Thirdly, all published decisions to date relate to transactions that did not raise competition issues. Fines would most certainly be higher – and probably set at the maximum statutory level of RMB500,000 – in cases where remedies would be required. MOFCOM could also adopt other corrective measures, such as suspension, ring-fencing or divestiture obligations, for the most problematic transactions.
MOFCOM made it clear in 2014 that it would strengthen its efforts to enforce the AML against companies that failed to notify reportable transactions. MOFCOM, however, is conscious that the current statutory maximum of RMB500,000 (approximately EUR68,000) is not high enough to be considered a deterrent for large companies and falls well below the level of fines that can be imposed in other jurisdictions (e.g. the European Union). Publishing all fine decisions in such cases, something that MOFCOM did not previously do, is also dubbed by MOFCOM as a name-and-shame exercise and is an integral part of an effort to raise awareness within the business community. Reputational damages and hurdles when dealing with Chinese regulators also constitute risks attached to a failure to notify.
There is no doubt that MOFCOM will continue to actively investigate alleged failures to notify and welcome complaints. Additional decisions – and higher fines – are expected in the future and will likely target both Chinese and foreign companies. Increasing deterrence by sharpening MOFCOM’s powers through higher statutory fines is also on the agenda.
 For the Chinese version of the decisions, please refer to http://tfs.mofcom.gov.cn/article/xzcf/.
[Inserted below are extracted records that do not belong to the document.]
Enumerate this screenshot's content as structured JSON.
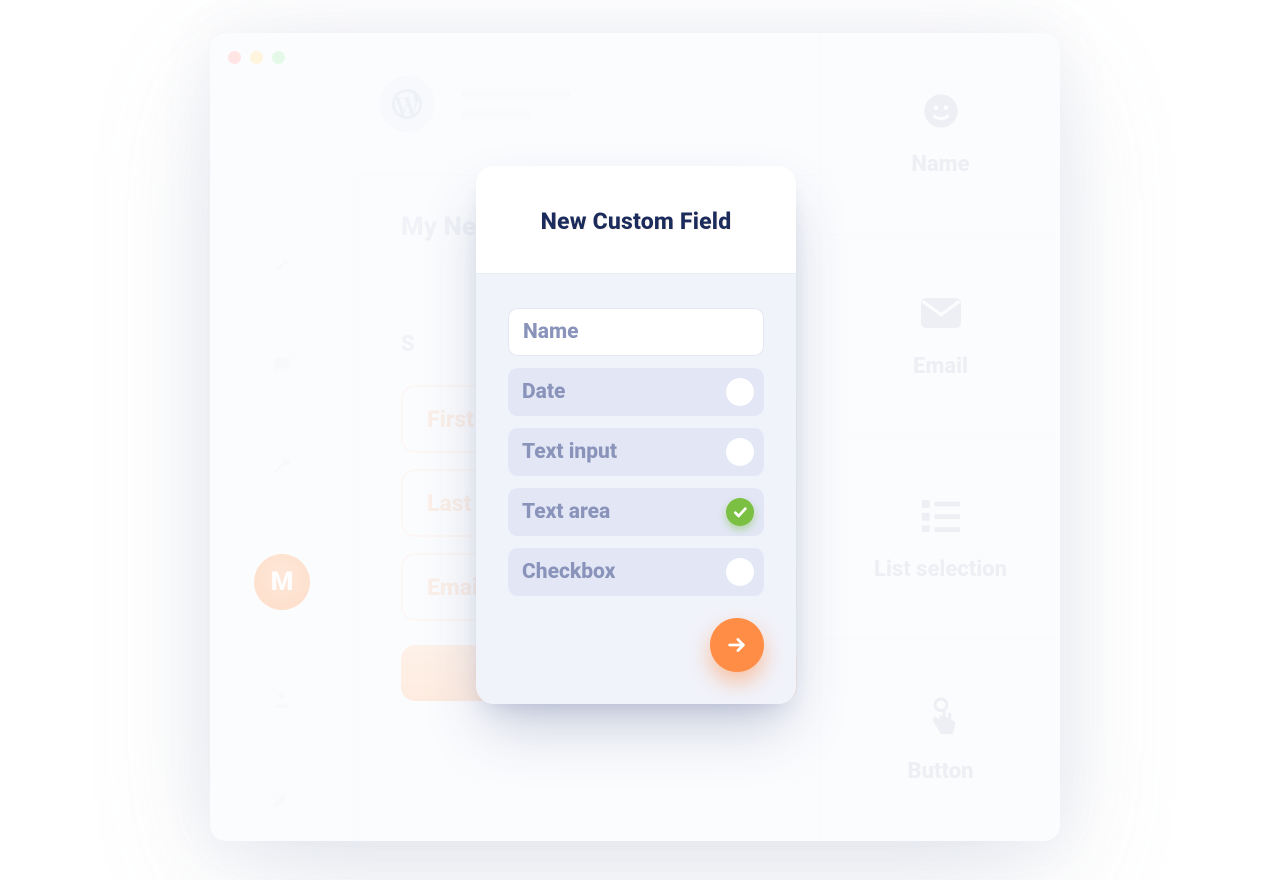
{
  "background": {
    "page_title": "My New",
    "section_label": "S",
    "fields": [
      "First",
      "Last",
      "Emai"
    ],
    "right_panel": [
      {
        "icon": "smile",
        "label": "Name"
      },
      {
        "icon": "mail",
        "label": "Email"
      },
      {
        "icon": "list",
        "label": "List selection"
      },
      {
        "icon": "tap",
        "label": "Button"
      }
    ],
    "sidebar_badge": "M"
  },
  "modal": {
    "title": "New Custom Field",
    "name_input_label": "Name",
    "options": [
      {
        "label": "Date",
        "selected": false
      },
      {
        "label": "Text input",
        "selected": false
      },
      {
        "label": "Text area",
        "selected": true
      },
      {
        "label": "Checkbox",
        "selected": false
      }
    ]
  },
  "colors": {
    "accent": "#ff8d45",
    "success": "#7bc043",
    "title": "#1a2b5c",
    "muted": "#8a94bb"
  }
}
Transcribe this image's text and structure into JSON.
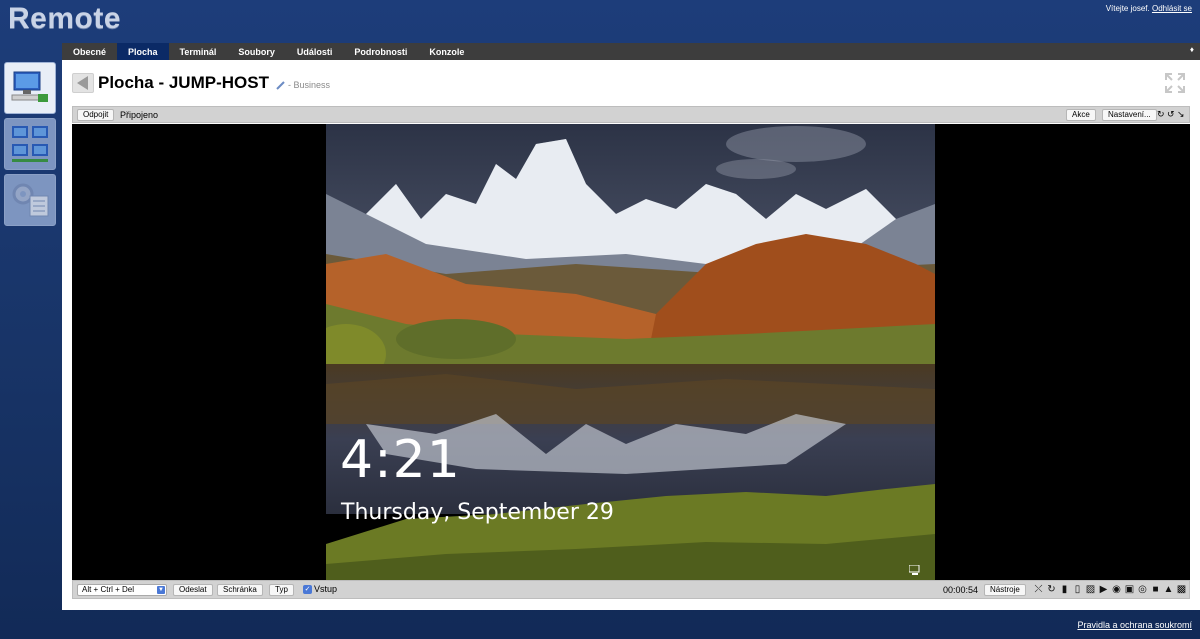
{
  "app": {
    "title": "Remote"
  },
  "header": {
    "welcome": "Vítejte josef.",
    "logout": "Odhlásit se"
  },
  "tabs": [
    {
      "label": "Obecné",
      "active": false
    },
    {
      "label": "Plocha",
      "active": true
    },
    {
      "label": "Terminál",
      "active": false
    },
    {
      "label": "Soubory",
      "active": false
    },
    {
      "label": "Události",
      "active": false
    },
    {
      "label": "Podrobnosti",
      "active": false
    },
    {
      "label": "Konzole",
      "active": false
    }
  ],
  "page": {
    "title": "Plocha - JUMP-HOST",
    "subtitle": "- Business"
  },
  "toolbar": {
    "disconnect": "Odpojit",
    "status": "Připojeno",
    "actions": "Akce",
    "settings": "Nastavení..."
  },
  "remote": {
    "time": "4:21",
    "date": "Thursday, September 29"
  },
  "bottom": {
    "key_combo": "Alt + Ctrl + Del",
    "send": "Odeslat",
    "clipboard": "Schránka",
    "type": "Typ",
    "input": "Vstup",
    "timer": "00:00:54",
    "tools": "Nástroje"
  },
  "footer": {
    "link": "Pravidla a ochrana soukromí"
  },
  "colors": {
    "accent": "#0b2a66",
    "tabbar": "#3d3d3d",
    "background": "#1d3d7a"
  }
}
 The first decision for a failure to notify was published on MOFCOM’s website on 2 December 2014. On 29 September 2015, MOFCOM published another four decisions and, on 3 May 2016, it published three new decisions.
 Acquisition of 50% of the shares in Jiling Sichang Pharmaceutical by Biggain Holdings (“Biggain/Sichang”); and acquisition of 35% of the shares in ErYe Pharmaceuticals by Fosun Pharmaceutical (“Fosun Pharmaceutical/ErYe”).
 Establishment of a joint-venture between Beijing CNR Investment and Hitachi (“Beijing CNR/Hitachi”); establishment of a JV by Bombardier Transportation Sweden and New United Group (“Bombardier/New United”); and establishment of a JV between CSR Nanjing Puzhen Corporation and Bombardier Transportation Sweden (“CSR Nanjing/Bombardier”).
 Establishment of a joint-venture between BesTV and Microsoft (“BesTV/Microsoft”).
 Acquisition of 35% of the shares in Shenzhen ZhongNuo Communications by Fujian Electronic Information (“Fujian Electronics/ZhongNuo”).
 Acquisition of RDA Microelectronics, Inc. by UNIS (“UNIS/RDA”).
 Beijing CNR/Hitachi; Biggain/Sichang; CSR Nanjing/Bombardier.
 Fujian Electronics/ZhongNuo and BesTV/Microsoft.